This story is part of a series called Craigslist Confessional. Writer Helena Bala has been meeting people via Craigslist and documenting their stories for nearly two years. Each story is written as it was told to her. Bala says that by listening to their stories, she hopes to bear witness to her subjects’ lives, providing them with an outlet, a judgment-free ear, and a sense of catharsis. By sharing them, she hopes to facilitate acceptance and understanding of issues that are seldom publicly discussed, at the risk of fear, stigma, and ostracism. Read more here. Names and locations have been changed to protect her subjects’ anonymity.
Lisa, mid-20s
My mom called me at 7:30 that morning. I was still in bed and dragging my feet after a long night. She asked me what I was doing and I didn’t tell her the truth because I didn’t want to feel guilty about not having started my day yet. And then she told me. It was very point blank, really. There wasn’t very much emotion in her voice. And I kept telling her: “shut up, just shut up.”
The last year of my sister’s life was very painful. She’d always had trouble with addiction—mostly alcohol—but then she started dating this guy who got her into heroin. He was the one who called 911. The police called my mother. And I called my other sister. That’s how everyone came to know that she’d died, except my niece—her daughter—who was only three at the time. She says things like “mommy’s an angel” but I don’t think she really understands. I think she’s still waiting for her mommy to come back.
My sister was really funny and she had a loud, bubbly personality. She seemed to always be in a good mood, too, so we never really grasped the full extent of her pain. Part of me feels guilty for not seeing this coming. I remember that she texted all of us when she got her 30-day sobriety coin; she was so proud. I didn’t even text her back.
After Nora died, I started forming some bad habits of my own. I went on drinking binges every night for months. It got really bad around the anniversary of her death. I’d just call people—it didn’t even matter whom—and hide my alcoholism under the pretext that I was young and having a good time. My relationships, my work, and my health started suffering.
My boyfriend and his parents were very supportive during this time. He comes from an upper middle class family of overachievers. If they’ve dealt with addiction, they certainly don’t speak about it openly. It felt so shameful to tell anyone that my sister had died of a heroin overdose. The way she died felt indecent, illicit—dark—so unlike the person she’d been. It was even more shameful when her death made me confront my own unhealthy habits.
Nora’s death hit our other sister really hard. She is so aggressive and angry, and I get such anxiety when she texts or calls me because I never know what she’s going to say—I feel like she’s bound to lash out at me. And when I don’t respond, I can hear her thinking: “Nora would have answered…” So I don’t really have anyone I can talk to about what happened. It’s as if we’re all trying our hardest to euphemize the circumstances of Nora’s death.

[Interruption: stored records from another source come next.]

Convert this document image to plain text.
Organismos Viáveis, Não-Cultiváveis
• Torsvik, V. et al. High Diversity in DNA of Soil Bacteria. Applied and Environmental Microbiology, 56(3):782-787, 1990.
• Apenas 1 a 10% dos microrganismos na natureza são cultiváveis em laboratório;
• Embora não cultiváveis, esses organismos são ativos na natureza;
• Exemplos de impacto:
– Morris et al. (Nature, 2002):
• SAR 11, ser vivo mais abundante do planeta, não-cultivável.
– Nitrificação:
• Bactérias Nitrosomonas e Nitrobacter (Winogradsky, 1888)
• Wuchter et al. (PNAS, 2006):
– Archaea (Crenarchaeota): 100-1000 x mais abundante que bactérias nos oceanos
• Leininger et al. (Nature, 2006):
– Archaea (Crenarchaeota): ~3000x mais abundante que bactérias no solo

The day she died, we went to her apartment. I started panicking when I was there because I couldn’t remember anything about her. I couldn’t remember what she looked like, or any of my childhood memories of her. While rummaging through her things, I found the journal she’d kept while she was in rehab. I read about all of the medication she was on and what she was feeling. I read how much self-hate she felt, and how down she was about her life. It was shocking; it was as if I hadn’t known her at all. I felt so disconnected.
But there’s one thing that always brings her rushing back to me, and it’s the way that she smelled. I took her perfume from her apartment the day that she died, and whenever I’m missing her, I take off the cap and breathe her in. I don’t want to spray it because I’m afraid that once it’s gone, I’ll forget her.
I can feel her around me sometimes. I was making sandwiches at the beach this past summer and I couldn’t stop smelling her—it was like this bubble of her was surrounding me everywhere I went. It’s comforting, but so far from enough.